Sunday, January 16, 2022

Massive South Pacific volcanic eruption sends shockwaves around the globe that were measured in Memphis

Many of you may have seen the news that an undersea volcano very near the island kingdom of Tonga in the South Pacific erupted with violent force early on Friday morning (January 15) Memphis time. The force of the explosion sent ash some 100,000 feet into the air and generated a shockwave that traveled around the world, in both directions (eastbound and westbound), from the epicenter. Satellite views of the colossal eruption are mesmerizing:

In the top two loops, you can see the "waves" emanating outward from the blast. That is the "shockwaves" that circumnavigated the globe. 

Later in the day I started seeing some tweets about changes in barometric pressure in the United States that could be traced directly to those waves propagating around the world through the upper atmosphere. 

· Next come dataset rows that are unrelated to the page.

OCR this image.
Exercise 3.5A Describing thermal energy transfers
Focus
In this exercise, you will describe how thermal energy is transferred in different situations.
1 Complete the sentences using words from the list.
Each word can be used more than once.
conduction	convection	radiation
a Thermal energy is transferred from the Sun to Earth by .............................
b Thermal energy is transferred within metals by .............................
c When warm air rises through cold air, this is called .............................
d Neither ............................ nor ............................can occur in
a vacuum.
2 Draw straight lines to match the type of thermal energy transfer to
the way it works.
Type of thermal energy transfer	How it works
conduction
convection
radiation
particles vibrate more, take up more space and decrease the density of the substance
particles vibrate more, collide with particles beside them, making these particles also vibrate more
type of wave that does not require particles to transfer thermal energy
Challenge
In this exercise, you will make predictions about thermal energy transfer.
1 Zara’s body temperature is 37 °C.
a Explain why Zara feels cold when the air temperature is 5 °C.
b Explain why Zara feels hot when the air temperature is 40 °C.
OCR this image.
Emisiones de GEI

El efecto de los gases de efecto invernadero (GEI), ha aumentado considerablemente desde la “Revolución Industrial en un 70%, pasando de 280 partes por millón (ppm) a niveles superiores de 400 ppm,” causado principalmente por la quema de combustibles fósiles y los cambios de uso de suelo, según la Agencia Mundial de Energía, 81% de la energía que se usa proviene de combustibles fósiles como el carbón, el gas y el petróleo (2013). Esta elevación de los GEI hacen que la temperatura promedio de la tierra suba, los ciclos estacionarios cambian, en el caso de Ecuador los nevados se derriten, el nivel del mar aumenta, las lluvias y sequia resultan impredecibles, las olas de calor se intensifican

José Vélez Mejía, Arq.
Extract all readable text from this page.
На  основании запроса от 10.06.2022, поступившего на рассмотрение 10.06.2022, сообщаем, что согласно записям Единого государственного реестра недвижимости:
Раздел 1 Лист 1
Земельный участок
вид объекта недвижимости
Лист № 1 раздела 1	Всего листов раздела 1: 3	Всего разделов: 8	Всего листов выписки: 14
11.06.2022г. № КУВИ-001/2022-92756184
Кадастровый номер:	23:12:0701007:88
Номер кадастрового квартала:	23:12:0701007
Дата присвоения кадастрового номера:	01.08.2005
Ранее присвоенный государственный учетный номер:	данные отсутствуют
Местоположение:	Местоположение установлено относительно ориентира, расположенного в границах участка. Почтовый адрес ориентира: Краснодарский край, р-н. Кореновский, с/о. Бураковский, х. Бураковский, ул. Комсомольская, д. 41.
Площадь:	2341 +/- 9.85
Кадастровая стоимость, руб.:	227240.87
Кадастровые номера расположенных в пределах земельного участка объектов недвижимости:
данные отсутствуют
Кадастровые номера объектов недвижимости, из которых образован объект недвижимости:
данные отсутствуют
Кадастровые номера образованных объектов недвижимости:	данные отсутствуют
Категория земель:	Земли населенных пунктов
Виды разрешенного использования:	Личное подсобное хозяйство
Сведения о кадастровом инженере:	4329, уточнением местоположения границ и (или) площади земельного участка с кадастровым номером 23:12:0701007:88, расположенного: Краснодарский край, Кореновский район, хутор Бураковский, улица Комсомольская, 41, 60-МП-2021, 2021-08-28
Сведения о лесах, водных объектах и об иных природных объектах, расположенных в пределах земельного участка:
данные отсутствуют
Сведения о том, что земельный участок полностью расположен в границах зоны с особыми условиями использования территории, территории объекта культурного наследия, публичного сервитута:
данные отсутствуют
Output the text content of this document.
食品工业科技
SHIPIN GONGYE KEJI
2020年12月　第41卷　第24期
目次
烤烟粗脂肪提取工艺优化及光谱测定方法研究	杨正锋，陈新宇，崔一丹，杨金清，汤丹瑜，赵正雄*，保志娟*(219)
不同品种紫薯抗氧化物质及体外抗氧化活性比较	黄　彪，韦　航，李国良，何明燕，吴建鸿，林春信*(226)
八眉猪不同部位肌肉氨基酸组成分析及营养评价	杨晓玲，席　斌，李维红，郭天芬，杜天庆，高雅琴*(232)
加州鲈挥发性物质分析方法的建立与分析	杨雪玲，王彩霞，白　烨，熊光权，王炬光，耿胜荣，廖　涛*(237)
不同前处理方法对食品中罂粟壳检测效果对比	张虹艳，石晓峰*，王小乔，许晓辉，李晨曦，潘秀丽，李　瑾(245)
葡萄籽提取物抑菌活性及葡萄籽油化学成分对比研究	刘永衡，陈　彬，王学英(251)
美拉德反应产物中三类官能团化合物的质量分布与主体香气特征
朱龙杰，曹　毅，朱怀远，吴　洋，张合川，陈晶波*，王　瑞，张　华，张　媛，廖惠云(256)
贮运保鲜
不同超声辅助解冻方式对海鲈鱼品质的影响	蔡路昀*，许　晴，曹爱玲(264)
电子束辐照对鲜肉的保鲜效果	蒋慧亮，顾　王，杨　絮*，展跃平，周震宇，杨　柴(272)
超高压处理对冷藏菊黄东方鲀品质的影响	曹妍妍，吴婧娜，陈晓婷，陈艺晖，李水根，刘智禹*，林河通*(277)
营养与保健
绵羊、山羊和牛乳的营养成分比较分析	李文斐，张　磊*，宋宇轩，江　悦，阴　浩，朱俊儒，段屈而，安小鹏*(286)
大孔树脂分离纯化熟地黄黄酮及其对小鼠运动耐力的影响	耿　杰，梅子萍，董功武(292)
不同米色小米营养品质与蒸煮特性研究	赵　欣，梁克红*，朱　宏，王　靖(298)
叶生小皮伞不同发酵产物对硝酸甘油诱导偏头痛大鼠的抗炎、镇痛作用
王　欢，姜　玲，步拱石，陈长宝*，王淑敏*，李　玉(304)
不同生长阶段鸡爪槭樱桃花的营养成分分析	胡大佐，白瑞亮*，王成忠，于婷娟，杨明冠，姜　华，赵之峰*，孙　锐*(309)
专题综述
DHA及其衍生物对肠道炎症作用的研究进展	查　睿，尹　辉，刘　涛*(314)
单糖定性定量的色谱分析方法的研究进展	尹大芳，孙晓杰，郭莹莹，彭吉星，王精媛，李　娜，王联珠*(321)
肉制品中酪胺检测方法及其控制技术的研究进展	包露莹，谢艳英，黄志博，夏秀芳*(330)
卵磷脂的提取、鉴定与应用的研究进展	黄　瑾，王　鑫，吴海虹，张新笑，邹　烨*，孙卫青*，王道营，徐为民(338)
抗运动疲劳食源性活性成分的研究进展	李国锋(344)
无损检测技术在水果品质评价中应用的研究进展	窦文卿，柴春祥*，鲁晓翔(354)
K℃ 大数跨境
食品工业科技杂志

Using timestamps from a few of those other pieces of information, I then turned to the data from my Davis Vantage Pro2 weather station, which archives all weather elements every five minutes around-the-clock. Below is that data plotted on a line graph. You can see that graph below.

The timing of the first (eastbound) wave that traveled across the Pacific Ocean and then the United States would have likely been unnoticed had I not known what time to look. But there it is, between 7:40-8:00am Friday (first red box below), represented by a slight rise in pressure, then a return to the slow fall that was in progress ahead of the winter storm that arrived Friday night.

The second wave, coming from the east, and which had traveled almost three-fourths of the way around the globe, was much more pronounced about 16 hours later. Notice the second red box below. The pressure was naturally falling towards a low around 5am as surface low pressure was passing by to our south during the winter storm. However, there was a large rise in pressure that started just after midnight and lasted about 20 minutes, followed by a major drop of nearly 0.10" of mercury in 10 minutes between 12:20-12:30am. Pressure values then returned to "normal" about 30 minutes later. So the wave that passed overhead unnoticed to all of us I am sure, lasted about an hour and included a sudden rise and then precipitous drop in pressure.

A trace of the raw barometric pressure from MWN's weather station in Bartlett recorded two pressure changes that were the result of the shockwaves emitted by the explosion of Volcano Hunga-Tonga, some 6800 miles away. The first, around 8am Friday, was relatively minor. The second, some 16 hours later or just after midnight Saturday morning, was much more noticeable to the instrumentation, if not the general public. 

Of course our prayers are with the 100,000 inhabitants of the island of Tonga in the south Pacific northeast of New Zealand, who are cut off from the world and likely dealing with significant issues from one of the largest volcanic eruptions in the modern satellite era, which allowed the rest of the world to see it in stunning detail.